Kansas 1999: Evolution and Creation Science

Game in Development | Available to Download

Kansas 1999: Evolution and Creation Science  is set in 1999 and 2000. Christian Conservatives on the Kansas Board of Education have deleted macroevolution and Big Bang cosmology from the state science curriculum. The game centers on the election of a new Board of Education which must, for legal reasons, revisit the decision. Students will campaigns for office through press conferences, sponsored debates, and are encouraged to involve the larger campus community in the issues. Following the election, the Board meets to resolve the science curriculum issue.

The controversy in Kansas lies on a continuum that begins with the trial of Galileo. Most states in the South and Midwest have struggled with this issue and even New York limits the teaching of evolution. The Kansas controversy is uniquely interesting. It coincided with the controversial presidential election of 2000 in which both candidates took sides on the issue. It was also part of a struggle for control within the Republican Party of Kansas and involved large numbers of outside interests and national attention for the controversy.  

This game raises many questions about the role of religion in American society, the power of religious fundamentalism in the modern world, and the nature of science. Faculty can tailor the course to focus more on issues of civil religion or on modern Cosmology and evolutionary theory. Readings include an excerpt from Darwin’s Origin of Species , Microcosmos by Lynn Margulis and Doran Sagen which presents a modern view of evolution, readings from Hume on natural religion, and a classic essay on civil religion in America.

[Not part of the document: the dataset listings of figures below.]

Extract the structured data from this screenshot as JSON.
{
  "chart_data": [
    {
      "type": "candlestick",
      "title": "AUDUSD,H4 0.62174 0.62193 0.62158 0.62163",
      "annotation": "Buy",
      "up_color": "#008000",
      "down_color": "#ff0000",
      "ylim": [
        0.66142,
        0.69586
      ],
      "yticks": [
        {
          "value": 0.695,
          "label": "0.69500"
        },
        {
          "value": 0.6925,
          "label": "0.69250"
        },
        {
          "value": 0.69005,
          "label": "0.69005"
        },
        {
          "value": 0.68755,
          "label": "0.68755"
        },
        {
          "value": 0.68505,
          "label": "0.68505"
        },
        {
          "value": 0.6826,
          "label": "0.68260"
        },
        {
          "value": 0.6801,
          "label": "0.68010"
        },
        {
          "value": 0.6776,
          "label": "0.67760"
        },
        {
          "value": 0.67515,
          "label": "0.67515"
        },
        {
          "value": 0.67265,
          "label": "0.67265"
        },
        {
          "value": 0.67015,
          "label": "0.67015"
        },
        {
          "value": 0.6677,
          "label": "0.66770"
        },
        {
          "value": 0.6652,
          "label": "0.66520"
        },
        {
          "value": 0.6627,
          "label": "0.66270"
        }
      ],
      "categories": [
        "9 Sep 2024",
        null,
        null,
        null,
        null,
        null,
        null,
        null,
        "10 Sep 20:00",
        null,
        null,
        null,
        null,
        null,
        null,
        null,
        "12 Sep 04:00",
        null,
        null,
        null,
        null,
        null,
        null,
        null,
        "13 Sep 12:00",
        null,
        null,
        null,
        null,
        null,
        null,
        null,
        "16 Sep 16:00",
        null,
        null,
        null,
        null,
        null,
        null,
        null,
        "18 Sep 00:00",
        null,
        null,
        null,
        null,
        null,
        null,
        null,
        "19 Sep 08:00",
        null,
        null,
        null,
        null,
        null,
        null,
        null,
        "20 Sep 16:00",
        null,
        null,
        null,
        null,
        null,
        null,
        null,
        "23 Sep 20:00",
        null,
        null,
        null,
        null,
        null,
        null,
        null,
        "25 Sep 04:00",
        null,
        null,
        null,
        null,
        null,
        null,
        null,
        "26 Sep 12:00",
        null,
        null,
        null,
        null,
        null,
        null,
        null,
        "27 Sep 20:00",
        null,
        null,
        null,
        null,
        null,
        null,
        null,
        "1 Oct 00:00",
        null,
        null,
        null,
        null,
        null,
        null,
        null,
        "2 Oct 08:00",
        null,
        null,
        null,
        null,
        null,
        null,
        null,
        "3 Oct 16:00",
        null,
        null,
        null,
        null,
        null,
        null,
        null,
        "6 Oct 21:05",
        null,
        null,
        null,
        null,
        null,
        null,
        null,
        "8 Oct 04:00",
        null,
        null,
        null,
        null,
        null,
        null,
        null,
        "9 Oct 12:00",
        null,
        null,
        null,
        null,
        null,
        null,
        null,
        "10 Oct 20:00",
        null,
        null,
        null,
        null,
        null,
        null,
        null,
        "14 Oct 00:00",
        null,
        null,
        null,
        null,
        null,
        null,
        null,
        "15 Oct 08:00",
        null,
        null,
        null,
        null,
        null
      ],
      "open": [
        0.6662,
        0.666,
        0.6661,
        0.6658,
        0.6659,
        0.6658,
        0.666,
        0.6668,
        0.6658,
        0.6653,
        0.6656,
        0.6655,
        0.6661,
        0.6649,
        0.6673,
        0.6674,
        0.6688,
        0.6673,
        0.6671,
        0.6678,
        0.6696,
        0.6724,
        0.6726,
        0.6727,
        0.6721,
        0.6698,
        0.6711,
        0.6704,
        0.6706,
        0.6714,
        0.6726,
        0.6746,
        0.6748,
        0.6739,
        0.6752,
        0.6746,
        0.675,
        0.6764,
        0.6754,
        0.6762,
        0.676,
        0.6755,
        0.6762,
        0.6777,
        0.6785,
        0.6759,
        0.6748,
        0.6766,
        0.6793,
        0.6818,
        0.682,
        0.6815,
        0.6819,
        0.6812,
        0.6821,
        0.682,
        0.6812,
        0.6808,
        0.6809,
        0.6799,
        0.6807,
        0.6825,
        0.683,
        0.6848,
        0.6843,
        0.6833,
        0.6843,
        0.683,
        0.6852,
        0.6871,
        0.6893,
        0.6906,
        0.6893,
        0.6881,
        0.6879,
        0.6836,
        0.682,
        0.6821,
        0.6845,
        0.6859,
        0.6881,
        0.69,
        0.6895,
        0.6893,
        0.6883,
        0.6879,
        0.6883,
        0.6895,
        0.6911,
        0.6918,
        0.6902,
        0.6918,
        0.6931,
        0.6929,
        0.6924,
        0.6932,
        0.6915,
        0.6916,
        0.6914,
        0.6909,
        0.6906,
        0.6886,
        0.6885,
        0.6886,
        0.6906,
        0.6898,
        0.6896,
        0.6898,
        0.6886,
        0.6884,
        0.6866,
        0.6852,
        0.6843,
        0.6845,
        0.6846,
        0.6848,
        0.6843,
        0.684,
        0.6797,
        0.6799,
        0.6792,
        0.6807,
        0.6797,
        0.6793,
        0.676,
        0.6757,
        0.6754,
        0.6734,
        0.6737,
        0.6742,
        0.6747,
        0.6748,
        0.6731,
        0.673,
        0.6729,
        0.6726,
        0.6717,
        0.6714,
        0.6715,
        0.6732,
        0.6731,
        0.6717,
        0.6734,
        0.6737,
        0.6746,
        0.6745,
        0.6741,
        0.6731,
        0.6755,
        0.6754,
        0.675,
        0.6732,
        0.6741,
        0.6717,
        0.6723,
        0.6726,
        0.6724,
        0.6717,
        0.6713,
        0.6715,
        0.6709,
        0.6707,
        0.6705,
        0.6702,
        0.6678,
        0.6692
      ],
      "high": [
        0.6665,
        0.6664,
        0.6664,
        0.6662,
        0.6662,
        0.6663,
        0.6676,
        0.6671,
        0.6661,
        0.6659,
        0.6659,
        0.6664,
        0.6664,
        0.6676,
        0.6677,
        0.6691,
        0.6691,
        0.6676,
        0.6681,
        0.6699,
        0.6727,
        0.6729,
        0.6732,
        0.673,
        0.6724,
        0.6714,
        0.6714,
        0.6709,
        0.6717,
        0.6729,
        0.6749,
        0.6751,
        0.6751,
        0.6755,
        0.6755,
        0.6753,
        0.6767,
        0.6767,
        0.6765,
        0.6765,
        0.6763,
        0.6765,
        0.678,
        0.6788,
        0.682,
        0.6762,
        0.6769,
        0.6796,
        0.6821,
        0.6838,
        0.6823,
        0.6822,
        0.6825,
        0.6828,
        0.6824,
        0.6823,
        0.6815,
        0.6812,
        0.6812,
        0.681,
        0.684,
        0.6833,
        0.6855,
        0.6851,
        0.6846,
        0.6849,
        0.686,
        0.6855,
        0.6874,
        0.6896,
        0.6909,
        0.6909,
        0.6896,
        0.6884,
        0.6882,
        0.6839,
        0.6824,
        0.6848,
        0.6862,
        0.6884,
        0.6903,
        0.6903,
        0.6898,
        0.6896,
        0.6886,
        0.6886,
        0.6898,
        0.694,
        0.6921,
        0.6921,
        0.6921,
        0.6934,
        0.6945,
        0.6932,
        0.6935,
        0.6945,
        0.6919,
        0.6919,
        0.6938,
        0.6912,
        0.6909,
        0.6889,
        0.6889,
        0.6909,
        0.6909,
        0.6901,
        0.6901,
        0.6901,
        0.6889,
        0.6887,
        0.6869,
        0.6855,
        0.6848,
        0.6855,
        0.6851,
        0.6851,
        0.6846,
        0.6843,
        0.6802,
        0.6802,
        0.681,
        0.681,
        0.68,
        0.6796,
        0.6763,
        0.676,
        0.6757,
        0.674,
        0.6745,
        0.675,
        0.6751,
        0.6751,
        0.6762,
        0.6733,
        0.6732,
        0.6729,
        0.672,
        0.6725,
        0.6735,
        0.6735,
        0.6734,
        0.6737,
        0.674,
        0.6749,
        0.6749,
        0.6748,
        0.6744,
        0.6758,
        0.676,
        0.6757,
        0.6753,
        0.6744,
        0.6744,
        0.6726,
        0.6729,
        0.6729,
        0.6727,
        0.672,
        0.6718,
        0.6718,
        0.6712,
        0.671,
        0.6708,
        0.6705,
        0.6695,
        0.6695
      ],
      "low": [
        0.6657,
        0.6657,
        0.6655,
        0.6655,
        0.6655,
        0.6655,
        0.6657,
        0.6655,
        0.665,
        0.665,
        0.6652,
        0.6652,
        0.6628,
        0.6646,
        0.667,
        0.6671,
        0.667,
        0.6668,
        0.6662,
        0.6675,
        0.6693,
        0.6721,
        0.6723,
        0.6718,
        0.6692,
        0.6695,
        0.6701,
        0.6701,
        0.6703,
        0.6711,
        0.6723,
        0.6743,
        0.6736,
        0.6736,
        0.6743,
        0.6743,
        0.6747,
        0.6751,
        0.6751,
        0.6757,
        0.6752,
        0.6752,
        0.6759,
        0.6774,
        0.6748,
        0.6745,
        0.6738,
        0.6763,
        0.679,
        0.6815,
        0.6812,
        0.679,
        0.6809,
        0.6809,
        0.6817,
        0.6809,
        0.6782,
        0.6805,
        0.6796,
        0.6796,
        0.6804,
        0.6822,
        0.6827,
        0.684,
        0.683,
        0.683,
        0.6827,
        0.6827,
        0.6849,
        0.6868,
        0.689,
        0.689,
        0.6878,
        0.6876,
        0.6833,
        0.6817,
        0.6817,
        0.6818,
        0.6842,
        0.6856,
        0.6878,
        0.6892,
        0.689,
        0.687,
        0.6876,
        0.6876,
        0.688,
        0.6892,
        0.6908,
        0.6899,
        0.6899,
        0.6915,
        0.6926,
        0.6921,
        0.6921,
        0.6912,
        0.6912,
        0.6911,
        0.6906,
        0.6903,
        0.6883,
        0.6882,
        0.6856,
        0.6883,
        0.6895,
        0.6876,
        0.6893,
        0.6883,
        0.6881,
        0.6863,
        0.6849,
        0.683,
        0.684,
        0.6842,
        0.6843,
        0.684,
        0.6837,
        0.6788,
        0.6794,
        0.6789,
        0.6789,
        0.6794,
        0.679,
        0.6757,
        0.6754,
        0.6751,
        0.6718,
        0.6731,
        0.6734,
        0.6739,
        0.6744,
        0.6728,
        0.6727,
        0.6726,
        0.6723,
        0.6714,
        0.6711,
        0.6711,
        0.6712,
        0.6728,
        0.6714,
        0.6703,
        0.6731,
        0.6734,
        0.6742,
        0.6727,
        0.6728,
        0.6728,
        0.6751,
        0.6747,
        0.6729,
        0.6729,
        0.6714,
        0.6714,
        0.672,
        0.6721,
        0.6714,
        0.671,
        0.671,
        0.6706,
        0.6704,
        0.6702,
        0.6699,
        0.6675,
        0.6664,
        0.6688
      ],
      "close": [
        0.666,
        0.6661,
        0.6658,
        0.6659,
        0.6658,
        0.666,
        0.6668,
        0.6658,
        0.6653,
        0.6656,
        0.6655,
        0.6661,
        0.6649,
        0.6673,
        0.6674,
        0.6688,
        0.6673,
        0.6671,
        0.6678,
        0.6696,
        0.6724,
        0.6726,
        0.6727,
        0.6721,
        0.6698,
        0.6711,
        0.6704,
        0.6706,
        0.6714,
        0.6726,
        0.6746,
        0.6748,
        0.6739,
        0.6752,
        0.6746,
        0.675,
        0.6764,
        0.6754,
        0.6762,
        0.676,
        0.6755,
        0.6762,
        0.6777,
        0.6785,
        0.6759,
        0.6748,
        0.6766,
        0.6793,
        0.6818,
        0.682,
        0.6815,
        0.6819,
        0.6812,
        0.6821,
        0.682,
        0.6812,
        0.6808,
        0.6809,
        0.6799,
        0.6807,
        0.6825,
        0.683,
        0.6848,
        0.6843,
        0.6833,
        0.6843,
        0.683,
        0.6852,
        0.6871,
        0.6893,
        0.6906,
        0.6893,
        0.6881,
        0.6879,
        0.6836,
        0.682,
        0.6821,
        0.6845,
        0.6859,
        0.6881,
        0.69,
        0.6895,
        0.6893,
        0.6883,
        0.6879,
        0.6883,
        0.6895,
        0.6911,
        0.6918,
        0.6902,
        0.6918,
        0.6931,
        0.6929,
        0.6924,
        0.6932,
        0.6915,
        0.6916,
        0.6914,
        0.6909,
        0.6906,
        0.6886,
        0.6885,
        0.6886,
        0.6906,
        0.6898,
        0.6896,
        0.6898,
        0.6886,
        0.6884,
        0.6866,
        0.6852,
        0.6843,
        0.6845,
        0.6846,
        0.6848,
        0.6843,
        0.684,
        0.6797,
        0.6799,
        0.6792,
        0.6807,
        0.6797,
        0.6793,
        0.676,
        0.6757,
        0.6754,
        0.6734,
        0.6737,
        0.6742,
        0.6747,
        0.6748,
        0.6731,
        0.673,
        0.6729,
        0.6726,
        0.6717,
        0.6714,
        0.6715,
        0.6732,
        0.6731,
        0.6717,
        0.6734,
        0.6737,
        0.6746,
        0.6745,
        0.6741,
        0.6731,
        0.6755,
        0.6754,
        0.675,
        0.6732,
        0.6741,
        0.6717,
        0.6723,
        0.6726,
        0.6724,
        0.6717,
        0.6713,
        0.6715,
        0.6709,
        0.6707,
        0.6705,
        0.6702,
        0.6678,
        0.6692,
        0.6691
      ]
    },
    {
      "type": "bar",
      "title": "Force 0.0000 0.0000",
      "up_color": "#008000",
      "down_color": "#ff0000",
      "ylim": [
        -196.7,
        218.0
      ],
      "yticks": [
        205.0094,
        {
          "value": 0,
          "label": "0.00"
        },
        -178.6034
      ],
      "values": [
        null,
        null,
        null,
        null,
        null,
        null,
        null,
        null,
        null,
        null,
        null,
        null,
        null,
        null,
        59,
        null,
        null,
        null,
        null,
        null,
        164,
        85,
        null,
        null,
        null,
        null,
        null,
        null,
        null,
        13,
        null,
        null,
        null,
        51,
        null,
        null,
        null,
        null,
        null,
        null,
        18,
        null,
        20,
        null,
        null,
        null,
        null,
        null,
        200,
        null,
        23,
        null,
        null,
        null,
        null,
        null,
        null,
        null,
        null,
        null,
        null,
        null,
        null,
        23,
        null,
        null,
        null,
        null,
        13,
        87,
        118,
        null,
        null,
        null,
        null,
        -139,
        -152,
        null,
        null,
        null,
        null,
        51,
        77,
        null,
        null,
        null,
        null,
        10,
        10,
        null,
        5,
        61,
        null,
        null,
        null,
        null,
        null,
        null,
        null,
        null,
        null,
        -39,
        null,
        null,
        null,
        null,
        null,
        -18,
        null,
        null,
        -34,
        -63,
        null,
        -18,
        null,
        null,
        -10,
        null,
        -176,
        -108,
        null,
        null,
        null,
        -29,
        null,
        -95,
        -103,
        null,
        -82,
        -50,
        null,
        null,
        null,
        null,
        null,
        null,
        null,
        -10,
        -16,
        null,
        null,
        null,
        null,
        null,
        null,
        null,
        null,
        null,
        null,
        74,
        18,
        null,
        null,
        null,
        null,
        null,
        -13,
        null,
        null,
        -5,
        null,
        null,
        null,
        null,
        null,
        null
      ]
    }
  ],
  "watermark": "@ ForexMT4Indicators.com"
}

Labs for this game include building a telescope similar to that of Galileo, observing the moon and planets, learning about observational astronomy, studying physical optics of lenses using ray tracing, an exercise in natural selection, an exercise in allele propagation, and an exercise on radioactive decay. Additional possible exercises include a study of the Hubble Constant using simulation software and the use of ice core and tree ring data in obtaining dates.

The final outcome is a science standards document for use by the state of Kansas.

About the Author:

David E. Henderson is Professor of Chemistry at Trinity College and a founding member of the Environmental Science Program at Trinity. His research has included studies of acid precipitation and its effects on stream chemistry. He is also an expert on liquid chromatography and has published widely in the field. He has a wide range of interests including environmental protection and the history of religion. He is author of two other Reacting games, Acid Rain in Europe, 1979-1989 and Constantine and the Council of Nicaea.